Matthew Sarmento

Personal information
- Full name: Matthew Brandon Sarmento
- Born: June 23, 1991 (age 35) Vancouver, British Columbia, Canada
- Height: 1.74 m (5 ft 9 in)
- Weight: 76 kg (168 lb)

Sport
- Sport: Field hockey
- Position: Forward

Senior career
- Years: Team / Caps / Goals
- –: Victoria Vikes / - / -
- –: UBC Thunderbirds / - / -
- 2017–2018: Leuven / - / -

National team
- Years: Team / Caps / Goals
- 2013–present: Canada / 134 / (27)

Medal record
Men's field hockey
Representing Canada
Pan American Games
| Silver medal – second place | 2015 Toronto | Team |
Pan American Cup
| Silver medal – second place | 2013 Brampton |  |
| Silver medal – second place | 2017 Lancaster |  |
| Bronze medal – third place | 2022 Santiago |  |
| Bronze medal – third place | 2025 Montevideo |  |
Pan American Junior Championship
| Silver medal – second place | 2012 Guadalajara |  |

= Matthew Sarmento =

Canadian field hockey player (born 1991)

Matthew Brandon Sarmento (born June 23, 1991) is a Canadian field hockey player, who plays as a forward for the Canadian national team.

==Club career==
Sarmento played in Canada for the Victoria Vikes and the UBC Thunderbirds.

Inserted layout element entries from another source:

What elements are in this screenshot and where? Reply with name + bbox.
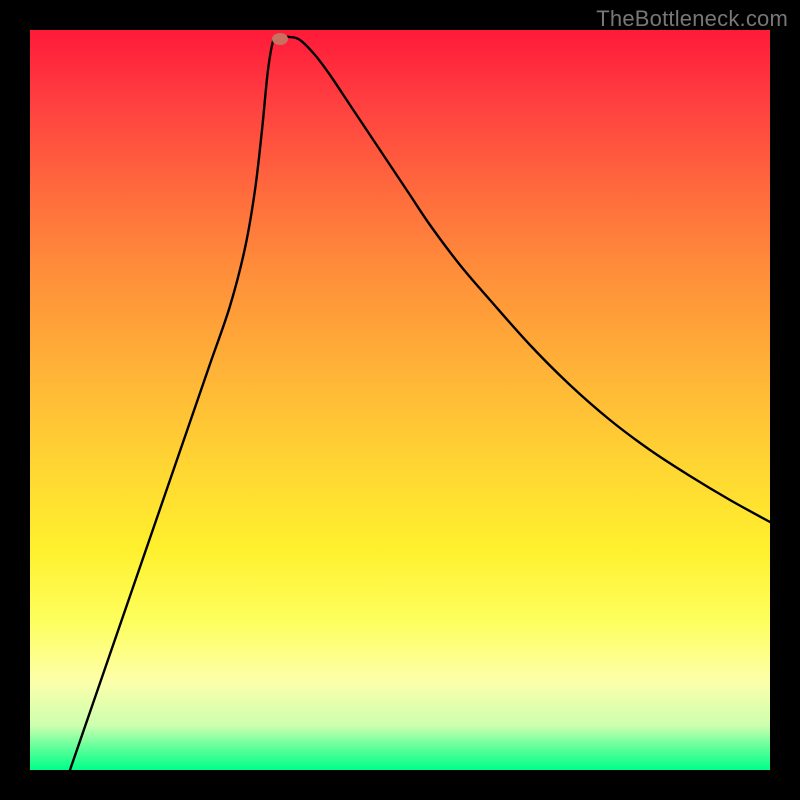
bottleneck-curve xyxy=(70,35,770,770)
curve-layer xyxy=(30,30,770,770)
watermark-text: TheBottleneck.com xyxy=(596,6,788,32)
optimal-point-marker xyxy=(272,33,288,45)
plot-area xyxy=(30,30,770,770)
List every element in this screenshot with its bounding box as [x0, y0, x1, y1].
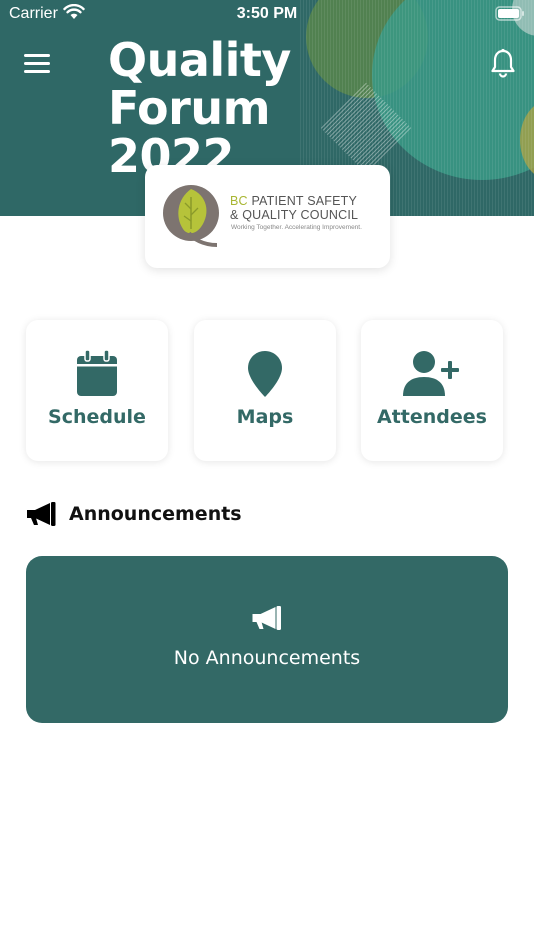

In 2017 he went to Europe to play for KHC Leuven in Belgium.

==International career==
Sarmento competed at the 2015 Pan American Games and won a silver medal.

In 2016, he was named to Canada's Olympic team. He made his World Cup debut at the 2018 World Cup, where he played in all four games.

In June 2021, Sarmento was named to Canada's 2020 Summer Olympics team.